Ah! Now I remember what it was. And just in time, too, because I'm getting dangerously close to retreading a tired old topic. I wanted to talk about the fact that as my son gets older and more capable of absorbing new information like a sponge, he is beginning to ask a lot of questions, and it is raising the bar on what I, as a parent, have to perform.
Long before my son was born, I told my dad that I would never be the kind of parent who used the phrase "because I said so." He told me, with an air of arguably valid condescension, that I would likely feel differently when the time came; for understandable reasons, "because I said so" is something of a time-saving measure. Or it probably would be—but, fortunately, I place a different premium on the value of time, and have, likewise, an accommodatingly fluid schedule.

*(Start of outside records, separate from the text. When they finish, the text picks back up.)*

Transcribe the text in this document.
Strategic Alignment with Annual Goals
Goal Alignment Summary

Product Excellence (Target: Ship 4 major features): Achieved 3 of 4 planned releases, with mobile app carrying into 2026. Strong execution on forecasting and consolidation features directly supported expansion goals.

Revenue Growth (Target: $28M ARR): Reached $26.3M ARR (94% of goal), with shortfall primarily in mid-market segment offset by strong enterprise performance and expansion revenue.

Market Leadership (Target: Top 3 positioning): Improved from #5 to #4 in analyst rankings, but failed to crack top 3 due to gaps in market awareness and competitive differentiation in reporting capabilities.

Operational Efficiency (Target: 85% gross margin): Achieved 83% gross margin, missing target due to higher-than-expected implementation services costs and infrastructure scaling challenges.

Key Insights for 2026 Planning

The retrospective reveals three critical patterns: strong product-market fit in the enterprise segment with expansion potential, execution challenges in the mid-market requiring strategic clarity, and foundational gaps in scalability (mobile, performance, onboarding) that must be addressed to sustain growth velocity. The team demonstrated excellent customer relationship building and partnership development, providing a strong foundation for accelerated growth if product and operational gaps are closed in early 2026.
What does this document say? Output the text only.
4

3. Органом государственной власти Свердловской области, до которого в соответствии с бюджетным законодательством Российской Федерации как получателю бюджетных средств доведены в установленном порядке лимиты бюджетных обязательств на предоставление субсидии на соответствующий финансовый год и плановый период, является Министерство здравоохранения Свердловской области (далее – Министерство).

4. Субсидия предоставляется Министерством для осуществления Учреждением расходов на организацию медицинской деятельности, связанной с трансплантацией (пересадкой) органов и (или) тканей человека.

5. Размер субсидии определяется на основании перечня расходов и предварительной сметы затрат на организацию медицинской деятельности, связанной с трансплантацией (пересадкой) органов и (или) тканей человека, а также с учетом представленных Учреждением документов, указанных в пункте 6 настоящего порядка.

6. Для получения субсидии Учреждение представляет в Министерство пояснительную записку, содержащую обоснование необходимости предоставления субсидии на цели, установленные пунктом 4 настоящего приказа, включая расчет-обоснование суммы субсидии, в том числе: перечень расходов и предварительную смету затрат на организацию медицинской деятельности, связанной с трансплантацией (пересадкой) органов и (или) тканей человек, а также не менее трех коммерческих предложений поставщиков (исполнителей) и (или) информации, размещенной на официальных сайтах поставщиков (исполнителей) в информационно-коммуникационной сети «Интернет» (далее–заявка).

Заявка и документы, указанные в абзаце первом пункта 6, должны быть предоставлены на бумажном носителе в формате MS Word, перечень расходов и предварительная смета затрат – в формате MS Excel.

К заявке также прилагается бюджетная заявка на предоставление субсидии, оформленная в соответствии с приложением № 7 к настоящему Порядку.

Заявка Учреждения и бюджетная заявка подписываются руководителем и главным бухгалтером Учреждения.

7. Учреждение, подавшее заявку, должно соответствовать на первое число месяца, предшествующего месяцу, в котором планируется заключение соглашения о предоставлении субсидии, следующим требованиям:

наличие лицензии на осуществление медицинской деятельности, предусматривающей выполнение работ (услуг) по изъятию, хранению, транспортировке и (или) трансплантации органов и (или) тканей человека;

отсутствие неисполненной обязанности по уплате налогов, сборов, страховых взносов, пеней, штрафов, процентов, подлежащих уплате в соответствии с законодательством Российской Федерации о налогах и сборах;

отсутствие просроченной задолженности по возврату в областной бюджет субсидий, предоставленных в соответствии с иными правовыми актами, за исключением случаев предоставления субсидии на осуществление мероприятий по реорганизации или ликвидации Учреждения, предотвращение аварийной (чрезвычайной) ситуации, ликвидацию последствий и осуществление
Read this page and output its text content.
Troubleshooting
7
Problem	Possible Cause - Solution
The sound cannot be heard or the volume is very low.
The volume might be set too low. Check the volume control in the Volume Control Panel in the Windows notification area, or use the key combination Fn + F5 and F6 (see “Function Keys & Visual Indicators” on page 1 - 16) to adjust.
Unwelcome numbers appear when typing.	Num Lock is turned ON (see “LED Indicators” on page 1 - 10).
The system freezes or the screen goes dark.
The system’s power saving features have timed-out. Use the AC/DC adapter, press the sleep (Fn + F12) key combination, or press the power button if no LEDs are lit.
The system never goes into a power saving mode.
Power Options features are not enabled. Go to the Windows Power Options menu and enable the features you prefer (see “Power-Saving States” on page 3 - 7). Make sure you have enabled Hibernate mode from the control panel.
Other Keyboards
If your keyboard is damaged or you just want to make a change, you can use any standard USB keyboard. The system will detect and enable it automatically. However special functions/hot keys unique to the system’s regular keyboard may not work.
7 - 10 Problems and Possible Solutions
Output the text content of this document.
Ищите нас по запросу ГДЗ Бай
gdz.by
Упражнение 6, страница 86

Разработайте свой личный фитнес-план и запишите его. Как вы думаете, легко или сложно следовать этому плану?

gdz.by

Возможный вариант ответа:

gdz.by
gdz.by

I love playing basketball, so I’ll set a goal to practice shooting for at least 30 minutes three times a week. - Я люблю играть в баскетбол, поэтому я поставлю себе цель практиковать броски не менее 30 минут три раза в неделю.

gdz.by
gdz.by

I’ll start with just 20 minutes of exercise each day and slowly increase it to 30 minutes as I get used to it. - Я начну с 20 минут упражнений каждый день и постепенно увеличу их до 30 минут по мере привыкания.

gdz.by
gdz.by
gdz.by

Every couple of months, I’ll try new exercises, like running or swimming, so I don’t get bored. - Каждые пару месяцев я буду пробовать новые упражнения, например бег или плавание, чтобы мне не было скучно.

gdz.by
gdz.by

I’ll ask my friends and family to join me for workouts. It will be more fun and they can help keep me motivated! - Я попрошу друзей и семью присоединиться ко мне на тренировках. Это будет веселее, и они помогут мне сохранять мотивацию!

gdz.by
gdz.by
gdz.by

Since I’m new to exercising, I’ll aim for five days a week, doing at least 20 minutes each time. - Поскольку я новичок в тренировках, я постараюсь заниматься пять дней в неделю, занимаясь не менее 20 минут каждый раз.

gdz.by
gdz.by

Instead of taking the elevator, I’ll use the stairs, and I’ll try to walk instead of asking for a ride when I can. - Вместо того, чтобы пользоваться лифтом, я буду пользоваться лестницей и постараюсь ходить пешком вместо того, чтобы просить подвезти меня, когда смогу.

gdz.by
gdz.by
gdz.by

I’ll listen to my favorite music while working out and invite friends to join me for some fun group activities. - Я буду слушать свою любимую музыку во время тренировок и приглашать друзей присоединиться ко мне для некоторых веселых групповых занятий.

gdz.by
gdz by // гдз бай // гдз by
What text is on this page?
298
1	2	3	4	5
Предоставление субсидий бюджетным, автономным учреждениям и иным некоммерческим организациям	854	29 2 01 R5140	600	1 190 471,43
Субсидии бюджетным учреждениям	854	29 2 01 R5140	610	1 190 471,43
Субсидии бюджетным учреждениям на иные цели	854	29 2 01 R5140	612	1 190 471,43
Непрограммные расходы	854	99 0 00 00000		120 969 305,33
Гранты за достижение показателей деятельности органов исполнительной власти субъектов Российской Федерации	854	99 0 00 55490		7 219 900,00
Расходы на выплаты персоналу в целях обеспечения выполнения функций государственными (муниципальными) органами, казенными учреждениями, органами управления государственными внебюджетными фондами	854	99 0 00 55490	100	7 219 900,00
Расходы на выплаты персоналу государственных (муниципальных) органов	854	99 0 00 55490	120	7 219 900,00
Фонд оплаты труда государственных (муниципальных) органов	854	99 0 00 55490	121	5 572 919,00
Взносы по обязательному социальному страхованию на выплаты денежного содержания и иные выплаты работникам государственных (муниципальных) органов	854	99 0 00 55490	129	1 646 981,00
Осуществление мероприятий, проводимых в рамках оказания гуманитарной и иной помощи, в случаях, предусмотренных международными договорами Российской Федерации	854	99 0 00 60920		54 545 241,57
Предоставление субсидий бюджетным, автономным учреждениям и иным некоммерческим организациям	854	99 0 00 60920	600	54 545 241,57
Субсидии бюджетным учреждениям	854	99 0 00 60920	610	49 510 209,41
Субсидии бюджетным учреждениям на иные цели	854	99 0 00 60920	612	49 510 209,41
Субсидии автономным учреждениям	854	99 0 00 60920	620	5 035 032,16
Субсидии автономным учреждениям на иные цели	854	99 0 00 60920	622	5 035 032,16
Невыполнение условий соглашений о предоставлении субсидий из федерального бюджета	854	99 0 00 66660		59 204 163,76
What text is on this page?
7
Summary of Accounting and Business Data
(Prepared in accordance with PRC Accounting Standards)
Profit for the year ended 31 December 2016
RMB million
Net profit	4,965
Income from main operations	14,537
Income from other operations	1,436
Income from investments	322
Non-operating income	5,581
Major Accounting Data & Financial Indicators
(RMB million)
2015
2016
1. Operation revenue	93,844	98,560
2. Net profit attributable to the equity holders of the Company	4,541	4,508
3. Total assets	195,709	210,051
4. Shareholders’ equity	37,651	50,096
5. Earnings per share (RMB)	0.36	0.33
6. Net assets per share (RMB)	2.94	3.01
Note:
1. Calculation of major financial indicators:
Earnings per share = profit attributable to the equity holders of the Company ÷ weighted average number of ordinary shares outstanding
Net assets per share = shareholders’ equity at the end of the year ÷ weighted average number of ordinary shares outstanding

For me, the priority in child-rearing is to reward the existence of curiosity. "Be curious, not judgmental" is one of the cornerstones of Ted Lasso, and whatever you think of the show, this is a philosophy I lived by even before I discovered the delights of Roy Kent. Curiosity is also more important now than ever, I think, when we're bombarded with propaganda from every direction and literacy of any kind is at a shocking low. I've mentioned several times that I'm terrified of my son discovering the internet—but short of the whole social media experiment collapsing, I know I can't keep him from its ills forever. The only thing I can think to arm him with is the sense to know when to question the credibility of something, so obviously this cannot begin with parental shorthands, even when I do sometimes strain for the kind of answer that his partial sentience can comfortably grasp.
I think it's fun, this stage of parenting. I actually thought babyhood, too, was fun. That I find motherhood so fucking enjoyable is something I often lament isn't mentioned enough in the way we approach parenthood. It's a long, complex conversation, of course. One of those things where many things can be true. Motherhood being hard as fuck, for one thing. I'm self-sacrificing by nature and practically speaking, sociologically speaking, I'm on a pyre every day for this kid. I'm also staunchly pro-choice, and motherhood only made me more so—no one should have to go through any of this if they don't want to. The world is an oft-shit place and there are reasons to want or not want this role, all of them valid. But also, watching him evolve, witnessing him Become— it's fun. And what I especially love about this particular moment in parenting is the constant, head-spin realization that wow, I need you to respect and obey me because it's my job to keep you healthy and safe, something you occasionally don't feel like being, but I also want you to want to respect and obey me rather than me demanding it of you blindly, and also, sometimes even having these thoughts makes me feel insane, like is this a trend, asking this much of myself, intellectually-speaking? Then again, I am nothing if not in constant search of ways to split myself into many different factions, to be everything everywhere all the time.
And so: I am proud of him, and excited for him, and exhausted by the labor of explaining things to him, and invigorated by the prospect of all the questions he might one day ask. What will the conversation be, the day he understands what I do for a living? These are the things for which I trudge ever forward, benignly weepy, staunchly proud.